Latro is a mercenary who, because of a severe head wound or an enchantment, loses all memory of the past with the dawn of each day. In consequence, his last act before sleeping is to record the day’s activities in a journal so that he may refresh his memory when he awakes. This rather unique disability is, however, balanced by Latro’s ability to see and converse with the gods of ancient Greece. This is fortunate indeed, inasmuch as Latro is living in the Greece of Themistocles and Xerxes.
SOLDIER OF ARETE is apparently set in the period after the naval battle at Salamis but before the decisive Greek victory at Plataea compelled the Persians to withdraw from Greece. Admittedly, it is difficult for a reader to establish definitely the time frame of this work insofar as Wolfe is inclined to use what purport to be contemporary names for events and individuals who appear otherwise in conventional histories; for example, Athens is Thought, Corinth is Tower Hill, and Spartans are known as Rope Makers.

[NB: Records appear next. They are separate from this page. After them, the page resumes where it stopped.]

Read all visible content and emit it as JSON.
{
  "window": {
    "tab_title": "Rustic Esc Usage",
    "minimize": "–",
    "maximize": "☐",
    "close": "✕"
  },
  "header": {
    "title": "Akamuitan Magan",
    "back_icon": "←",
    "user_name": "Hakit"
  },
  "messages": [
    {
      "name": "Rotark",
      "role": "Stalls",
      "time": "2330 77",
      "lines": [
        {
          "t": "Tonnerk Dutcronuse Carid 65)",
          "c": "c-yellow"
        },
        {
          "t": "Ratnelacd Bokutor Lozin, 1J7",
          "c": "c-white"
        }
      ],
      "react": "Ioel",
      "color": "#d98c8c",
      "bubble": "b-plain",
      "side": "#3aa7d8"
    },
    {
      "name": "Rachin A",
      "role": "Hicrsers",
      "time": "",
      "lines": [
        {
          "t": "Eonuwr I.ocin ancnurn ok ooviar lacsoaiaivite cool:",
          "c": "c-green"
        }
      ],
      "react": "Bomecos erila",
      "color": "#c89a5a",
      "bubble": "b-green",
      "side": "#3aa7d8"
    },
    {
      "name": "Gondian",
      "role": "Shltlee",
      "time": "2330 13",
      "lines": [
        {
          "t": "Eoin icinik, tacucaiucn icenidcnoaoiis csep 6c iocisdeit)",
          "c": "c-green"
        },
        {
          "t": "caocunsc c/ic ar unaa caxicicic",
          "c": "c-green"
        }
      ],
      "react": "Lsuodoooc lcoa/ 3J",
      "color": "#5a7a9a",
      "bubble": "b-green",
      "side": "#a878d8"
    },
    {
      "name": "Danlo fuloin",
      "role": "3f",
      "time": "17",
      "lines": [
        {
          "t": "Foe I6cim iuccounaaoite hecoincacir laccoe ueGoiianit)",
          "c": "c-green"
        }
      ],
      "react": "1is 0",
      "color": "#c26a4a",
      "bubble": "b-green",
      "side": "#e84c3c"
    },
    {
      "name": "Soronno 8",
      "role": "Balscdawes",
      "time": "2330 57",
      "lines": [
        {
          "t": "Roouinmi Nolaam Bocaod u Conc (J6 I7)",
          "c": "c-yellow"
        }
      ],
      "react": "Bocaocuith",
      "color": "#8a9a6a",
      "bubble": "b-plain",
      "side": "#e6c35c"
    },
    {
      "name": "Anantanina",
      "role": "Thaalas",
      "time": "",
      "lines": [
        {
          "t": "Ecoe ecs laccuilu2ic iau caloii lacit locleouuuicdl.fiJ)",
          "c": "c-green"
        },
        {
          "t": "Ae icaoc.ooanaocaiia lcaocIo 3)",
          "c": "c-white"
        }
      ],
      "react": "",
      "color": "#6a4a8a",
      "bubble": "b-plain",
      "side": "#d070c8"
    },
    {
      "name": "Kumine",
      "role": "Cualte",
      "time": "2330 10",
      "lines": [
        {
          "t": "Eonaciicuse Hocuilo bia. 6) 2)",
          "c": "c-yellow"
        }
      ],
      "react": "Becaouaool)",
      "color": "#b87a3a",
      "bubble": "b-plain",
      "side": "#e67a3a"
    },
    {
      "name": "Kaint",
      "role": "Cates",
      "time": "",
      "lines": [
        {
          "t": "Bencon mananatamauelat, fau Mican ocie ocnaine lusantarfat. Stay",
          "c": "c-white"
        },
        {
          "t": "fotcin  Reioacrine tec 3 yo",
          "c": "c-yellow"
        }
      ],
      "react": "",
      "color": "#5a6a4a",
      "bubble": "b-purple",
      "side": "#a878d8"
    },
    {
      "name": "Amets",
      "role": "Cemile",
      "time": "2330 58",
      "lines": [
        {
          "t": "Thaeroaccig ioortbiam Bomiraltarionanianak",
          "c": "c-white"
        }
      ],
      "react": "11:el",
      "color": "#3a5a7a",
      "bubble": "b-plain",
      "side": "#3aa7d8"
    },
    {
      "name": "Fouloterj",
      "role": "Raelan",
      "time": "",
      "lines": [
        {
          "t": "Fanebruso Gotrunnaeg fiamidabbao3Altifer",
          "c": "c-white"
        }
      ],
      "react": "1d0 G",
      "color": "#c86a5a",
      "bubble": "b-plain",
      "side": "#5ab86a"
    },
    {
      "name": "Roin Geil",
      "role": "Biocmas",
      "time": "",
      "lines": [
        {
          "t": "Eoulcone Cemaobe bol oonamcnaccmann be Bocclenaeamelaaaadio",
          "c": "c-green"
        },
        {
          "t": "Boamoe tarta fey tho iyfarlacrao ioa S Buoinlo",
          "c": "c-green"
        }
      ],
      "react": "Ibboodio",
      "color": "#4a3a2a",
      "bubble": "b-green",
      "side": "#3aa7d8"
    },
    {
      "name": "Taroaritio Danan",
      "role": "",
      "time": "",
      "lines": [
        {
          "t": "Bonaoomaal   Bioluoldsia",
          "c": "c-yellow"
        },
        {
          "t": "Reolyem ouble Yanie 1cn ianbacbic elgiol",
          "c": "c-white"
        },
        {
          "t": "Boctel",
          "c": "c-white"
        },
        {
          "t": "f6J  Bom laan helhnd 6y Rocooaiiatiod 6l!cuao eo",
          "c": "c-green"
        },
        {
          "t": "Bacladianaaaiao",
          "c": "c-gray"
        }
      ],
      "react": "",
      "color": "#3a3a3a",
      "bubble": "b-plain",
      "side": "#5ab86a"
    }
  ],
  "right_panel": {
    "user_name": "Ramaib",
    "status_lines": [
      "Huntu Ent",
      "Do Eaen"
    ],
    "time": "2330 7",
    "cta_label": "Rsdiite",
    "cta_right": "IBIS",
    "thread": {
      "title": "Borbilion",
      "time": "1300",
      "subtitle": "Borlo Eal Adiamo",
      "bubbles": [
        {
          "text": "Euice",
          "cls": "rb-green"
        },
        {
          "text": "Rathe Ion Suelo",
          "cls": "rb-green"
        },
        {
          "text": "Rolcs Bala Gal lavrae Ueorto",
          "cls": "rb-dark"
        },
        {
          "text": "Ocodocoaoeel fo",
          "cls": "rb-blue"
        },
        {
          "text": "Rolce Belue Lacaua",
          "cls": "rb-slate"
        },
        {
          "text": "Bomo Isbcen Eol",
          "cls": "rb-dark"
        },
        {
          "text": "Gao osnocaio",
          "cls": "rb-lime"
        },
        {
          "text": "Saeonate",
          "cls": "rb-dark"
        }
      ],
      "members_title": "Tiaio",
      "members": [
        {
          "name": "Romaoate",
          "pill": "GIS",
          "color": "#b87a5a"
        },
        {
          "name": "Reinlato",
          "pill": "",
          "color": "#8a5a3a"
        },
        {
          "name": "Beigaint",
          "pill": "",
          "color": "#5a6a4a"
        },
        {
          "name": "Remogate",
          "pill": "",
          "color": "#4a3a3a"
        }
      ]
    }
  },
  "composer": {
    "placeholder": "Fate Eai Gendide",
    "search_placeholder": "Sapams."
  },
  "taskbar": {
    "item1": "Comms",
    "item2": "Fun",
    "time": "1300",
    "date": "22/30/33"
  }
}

In SOLDIER OF ARETE, Latro and his companions from the previous work, SOLDIER IN THE MIST, with the addition of several new characters, journey from Thrace to Athens and then on to Sparta, where Latro achieves some semblance of respectability by being made a resident of Sparta. Along the way they make contact with Amazons, various gods and goddesses, and the legendary King Sisyphus as Latro endeavors to surmount deadly challenges in pursuit of recovering his lost past.
SOLDIER OF ARETE is not an easy work to deal with inasmuch as the literary structure does not afford easy access to the material presented. Moreover, if the reader has any knowledge concerning the record of the Persian Wars or Hellenic culture, the need to put familiar labels to circumstances described detracts from any enjoyment of the novel. In short, if read as fantasy this work is enjoyable and interesting; if pursued in any other context it is quite maddening.